Cruz, the wife Texas Sen. Ted Cruz, instead told the crowd how she’d begun her investment banking career in New York and how pleased she was to return to the state to campaign for her husband ahead of the April 19 primary.

She said nary a word about Trump’s cryptic threat last month that further battered the last thin walls of civility surrounding the 2016 GOP campaign. Nor did she bring up Trump's retweet of a meme that juxtaposed an unflattering photo of her with a glamor shot of Trump’s wife Melania, a former model.

But many of the spirited and candid women who showed up to greet Heidi Cruz were eager to tell a reporter they hadn’t forgotten what Trump did.

"Terrible, terrible, terrible,” said Hanni Planos of Mineola, when asked about Trump’s social media assaults against Heidi Cruz. “I mean, he's terrible. No decent man does a thing like that."

Planos said that she agreed with Trump on many issues and would vote for him in a general election over Democratic front-runner Hillary Clinton. But Trump's treatment of Heidi Cruz was a turning point, she said.

“I don't like nastiness,” Planos said.

Maureen Daly, who heads Cruz’s field office in Mineola, said many of the women who’d offered to volunteer for Cruz recently had cited Trump’s attacks on the candidate's wife as motivation.

“He has no respect for women, and for many people coming in, that whole 'spill the beans' comment had a big effect,” Daly said. “It is a disgrace. And a lot of people came in and said, 'No, that is the final line that he crossed. Disgraceful, and we're not going to allow it.'"
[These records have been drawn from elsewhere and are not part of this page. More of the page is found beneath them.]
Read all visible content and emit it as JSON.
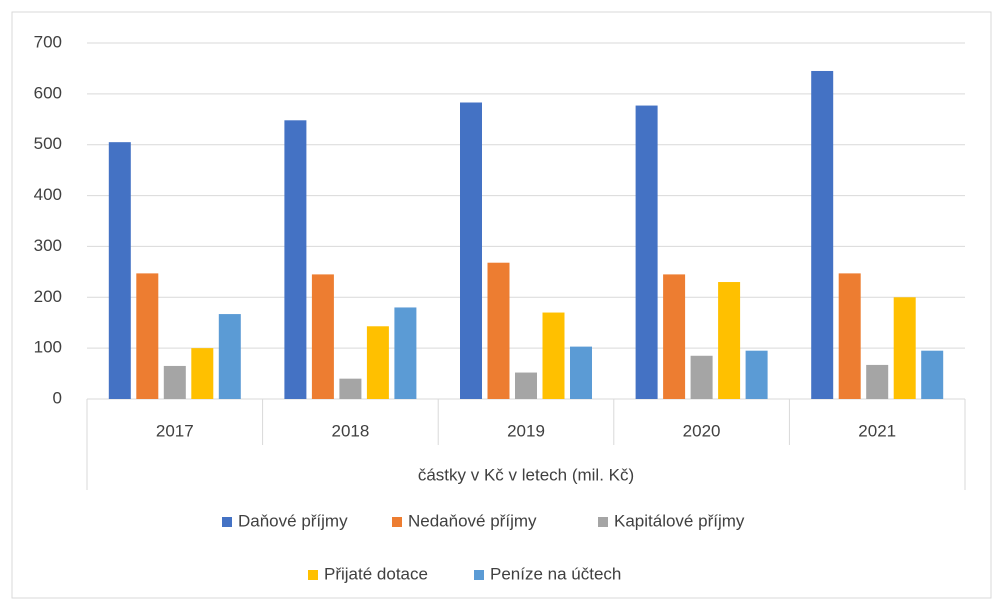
{
  "chart_data": {
    "type": "bar",
    "x_label": "částky v Kč v letech (mil. Kč)",
    "categories": [
      "2017",
      "2018",
      "2019",
      "2020",
      "2021"
    ],
    "series": [
      {
        "name": "Daňové příjmy",
        "color": "#4472c4",
        "values": [
          505,
          548,
          583,
          577,
          645
        ]
      },
      {
        "name": "Nedaňové příjmy",
        "color": "#ed7d31",
        "values": [
          247,
          245,
          268,
          245,
          247
        ]
      },
      {
        "name": "Kapitálové příjmy",
        "color": "#a5a5a5",
        "values": [
          65,
          40,
          52,
          85,
          67
        ]
      },
      {
        "name": "Přijaté dotace",
        "color": "#ffc000",
        "values": [
          100,
          143,
          170,
          230,
          200
        ]
      },
      {
        "name": "Peníze na účtech",
        "color": "#5b9bd5",
        "values": [
          167,
          180,
          103,
          95,
          95
        ]
      }
    ],
    "ylim": [
      0,
      700
    ],
    "yticks": [
      0,
      100,
      200,
      300,
      400,
      500,
      600,
      700
    ],
    "grid": true,
    "legend": "bottom"
  }
}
Time and again, Trump has said things that have brushed aside common standards of taste and decency, and time and again he has defied the predictions of his imminent political demise.

And as he maintains a massive lead over Cruz and Ohio Gov. John Kasich in his home state, Trump’s standing among Republican women here remains robust.

In a Fox News poll released on Sunday, Trump earned the backing of 49 percent of female Republican voters in New York -- a significant drop from the 59 percent of GOP men he was winning in the state -- but more than enough to maintain his commanding lead overall.

But Trump’s trend lines among female GOP voters nationwide have been heading downward, and his unfavorability with women overall is now hovering around 70 percent.

Trump’s abysmal standing with female voters is a consequence of many factors. But the conservative women who came to see Heidi Cruz said they had been particularly appalled over his onslaught against her.

"When he did that, he totally distracted from the truth because he can't argue facts,” said Ryan Boulton, a stay-at-home mother from Huntington, who attended the Cruz event with her four young children. “The president of the United States, the leader of the free world, you have to have class … I mean, that's like a 14-year-old.”

Boulton emphasized that she is not “one of those sensitive people to call the 'offensive police' all the time.” But she said she would vote for a third-party candidate or write-in someone’s name if Trump wins the Republican nomination.

"I have voted for many Republicans that I've kind of held my nose for,” Boulton said. “But I could not in good conscience vote for him because of character. And people say, 'You're wasting your vote, or it'll be Hillary.' You know what? I have a conscience, and I'm going to do the right thing."

Just how damaging to Trump's campaign was his self-inflicted attack on Heidi Cruz?

Trump's own admission to The New York Times’ Maureen Dowd that it had been a mistake was both an exceedingly uncommon moment of self-reflection, as well as an even rarer acknowledgment of the extent to which he’d damaged himself politically.

And the wounds remain highly visible in conversations with women like Barbara Schaffer of Lindenhurst. Schaffer said that she had not yet committed to supporting Cruz and was still exploring her options. But Trump’s attacks on Heidi Cruz were the final straw, she said.

"I'm all for taking care of us first and taking care of the border and all of that, but I just -- he's too much of a 'Jerry Springer Show,'” Schaffer said of Trump. "I don't even want to look at him."

Editor's note: Donald Trump regularly incites political violence and is a serial liar, rampant xenophobe, racist, misogynist and birther who has repeatedly pledged to ban all Muslims -- 1.6 billion members of an entire religion -- from entering the U.S.